Time Warner Cable is receiving cease-and-desist letters for allowing its customers to access television programming through their iPads, according to the online business, tech and finance site Business Insider.

The publication credits an anonymous industry source for the information.

Time Warner Cable's free iPad app, which allows its existing customers to access some of their channels through the iPad within the confines of their homes, launched last Tuesday with 32 channels.

The app was so popular that it became the most downloaded program on iTunes on its launch day, March 15. But the popularity also caused the system to crash, which reduced the channel line-up to 15.

That's the reason Time Warner gave for removing some of the channels. The company says that it plans to restore the missing channels and add more as quickly as possible.

At least one content owner has objected to Time Warner's move.

Scripps Networks Interactive released a statement last week that said that it "has not granted iPad video streaming rights to any distributor and is actively addressing any misunderstandings on this issue."

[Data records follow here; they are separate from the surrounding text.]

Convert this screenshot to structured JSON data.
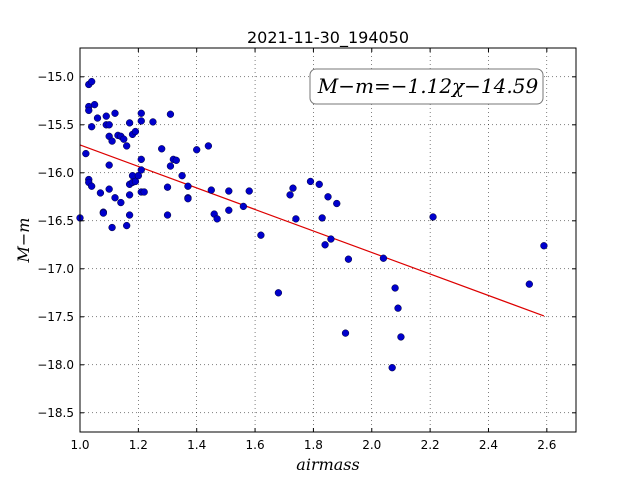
{
  "chart_data": {
    "type": "scatter",
    "title": "2021-11-30_194050",
    "xlabel": "airmass",
    "ylabel": "M−m",
    "annotation": "M−m=−1.12χ−14.59",
    "xlim": [
      1.0,
      2.7
    ],
    "ylim": [
      -18.7,
      -14.7
    ],
    "y_inverted": true,
    "grid": true,
    "x_ticks": [
      1.0,
      1.2,
      1.4,
      1.6,
      1.8,
      2.0,
      2.2,
      2.4,
      2.6
    ],
    "x_tick_labels": [
      "1.0",
      "1.2",
      "1.4",
      "1.6",
      "1.8",
      "2.0",
      "2.2",
      "2.4",
      "2.6"
    ],
    "y_ticks": [
      -15.0,
      -15.5,
      -16.0,
      -16.5,
      -17.0,
      -17.5,
      -18.0,
      -18.5
    ],
    "y_tick_labels": [
      "−15.0",
      "−15.5",
      "−16.0",
      "−16.5",
      "−17.0",
      "−17.5",
      "−18.0",
      "−18.5"
    ],
    "point_color": "#0000cc",
    "fit_color": "#dd0000",
    "fit": {
      "slope": -1.12,
      "intercept": -14.59,
      "x_range": [
        1.0,
        2.59
      ]
    },
    "points": [
      [
        1.0,
        -16.47
      ],
      [
        1.02,
        -15.8
      ],
      [
        1.03,
        -15.31
      ],
      [
        1.03,
        -15.35
      ],
      [
        1.03,
        -15.08
      ],
      [
        1.04,
        -15.05
      ],
      [
        1.05,
        -15.29
      ],
      [
        1.04,
        -15.52
      ],
      [
        1.06,
        -15.43
      ],
      [
        1.03,
        -16.07
      ],
      [
        1.03,
        -16.1
      ],
      [
        1.04,
        -16.14
      ],
      [
        1.07,
        -16.21
      ],
      [
        1.08,
        -16.41
      ],
      [
        1.08,
        -16.42
      ],
      [
        1.09,
        -15.41
      ],
      [
        1.09,
        -15.5
      ],
      [
        1.1,
        -15.5
      ],
      [
        1.1,
        -15.62
      ],
      [
        1.11,
        -15.67
      ],
      [
        1.1,
        -15.92
      ],
      [
        1.1,
        -16.17
      ],
      [
        1.12,
        -16.26
      ],
      [
        1.11,
        -16.57
      ],
      [
        1.12,
        -15.38
      ],
      [
        1.13,
        -15.61
      ],
      [
        1.14,
        -15.62
      ],
      [
        1.15,
        -15.65
      ],
      [
        1.14,
        -16.31
      ],
      [
        1.16,
        -15.72
      ],
      [
        1.17,
        -15.48
      ],
      [
        1.17,
        -16.12
      ],
      [
        1.17,
        -16.23
      ],
      [
        1.17,
        -16.44
      ],
      [
        1.16,
        -16.55
      ],
      [
        1.18,
        -15.6
      ],
      [
        1.19,
        -15.57
      ],
      [
        1.18,
        -16.03
      ],
      [
        1.18,
        -16.1
      ],
      [
        1.19,
        -16.09
      ],
      [
        1.2,
        -16.03
      ],
      [
        1.21,
        -15.38
      ],
      [
        1.21,
        -15.46
      ],
      [
        1.21,
        -15.86
      ],
      [
        1.21,
        -15.97
      ],
      [
        1.21,
        -16.2
      ],
      [
        1.22,
        -16.2
      ],
      [
        1.25,
        -15.47
      ],
      [
        1.28,
        -15.75
      ],
      [
        1.3,
        -16.15
      ],
      [
        1.3,
        -16.44
      ],
      [
        1.31,
        -15.39
      ],
      [
        1.31,
        -15.93
      ],
      [
        1.32,
        -15.86
      ],
      [
        1.33,
        -15.87
      ],
      [
        1.35,
        -16.03
      ],
      [
        1.37,
        -16.14
      ],
      [
        1.37,
        -16.26
      ],
      [
        1.37,
        -16.27
      ],
      [
        1.4,
        -15.76
      ],
      [
        1.44,
        -15.72
      ],
      [
        1.45,
        -16.18
      ],
      [
        1.46,
        -16.43
      ],
      [
        1.47,
        -16.48
      ],
      [
        1.51,
        -16.19
      ],
      [
        1.51,
        -16.39
      ],
      [
        1.56,
        -16.35
      ],
      [
        1.58,
        -16.19
      ],
      [
        1.62,
        -16.65
      ],
      [
        1.68,
        -17.25
      ],
      [
        1.72,
        -16.23
      ],
      [
        1.73,
        -16.16
      ],
      [
        1.74,
        -16.48
      ],
      [
        1.79,
        -16.09
      ],
      [
        1.82,
        -16.12
      ],
      [
        1.83,
        -16.47
      ],
      [
        1.84,
        -16.75
      ],
      [
        1.85,
        -16.25
      ],
      [
        1.86,
        -16.69
      ],
      [
        1.88,
        -16.32
      ],
      [
        1.91,
        -17.67
      ],
      [
        1.92,
        -16.9
      ],
      [
        2.04,
        -16.89
      ],
      [
        2.07,
        -18.03
      ],
      [
        2.08,
        -17.2
      ],
      [
        2.09,
        -17.41
      ],
      [
        2.1,
        -17.71
      ],
      [
        2.21,
        -16.46
      ],
      [
        2.54,
        -17.16
      ],
      [
        2.59,
        -16.76
      ]
    ]
  }
}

Trade industry publication Ad Age quotes a Time Warner Cable spokesman saying that the company believes it has the rights to move forward with the application.

Channel line-ups are negotiated between networks, content owners and cable companies, so it appears to be a disagreement between the two sides as to what existing contracts allow.

As CNET notes, Comcast offers its customers the free Xfinity TV iPad app, and other companies offer similar programs.

And Sling Media offers an app that allows access to programming from anywhere on iPads.

Perhaps the problem is that the programmers have their own iPad plans, and "surprises" from their cable partners might impact their own offerings on tablets.

Scripps, for example, already offers "Home and Garden TV to Go" as a downloadable app on iTunes.

It's the kind of media industry rights dispute worth keeping tabs on since the lines that distinguish "streaming" on computers versus access through television seem destined to become ever fuzzier as cloud computing grows in popularity.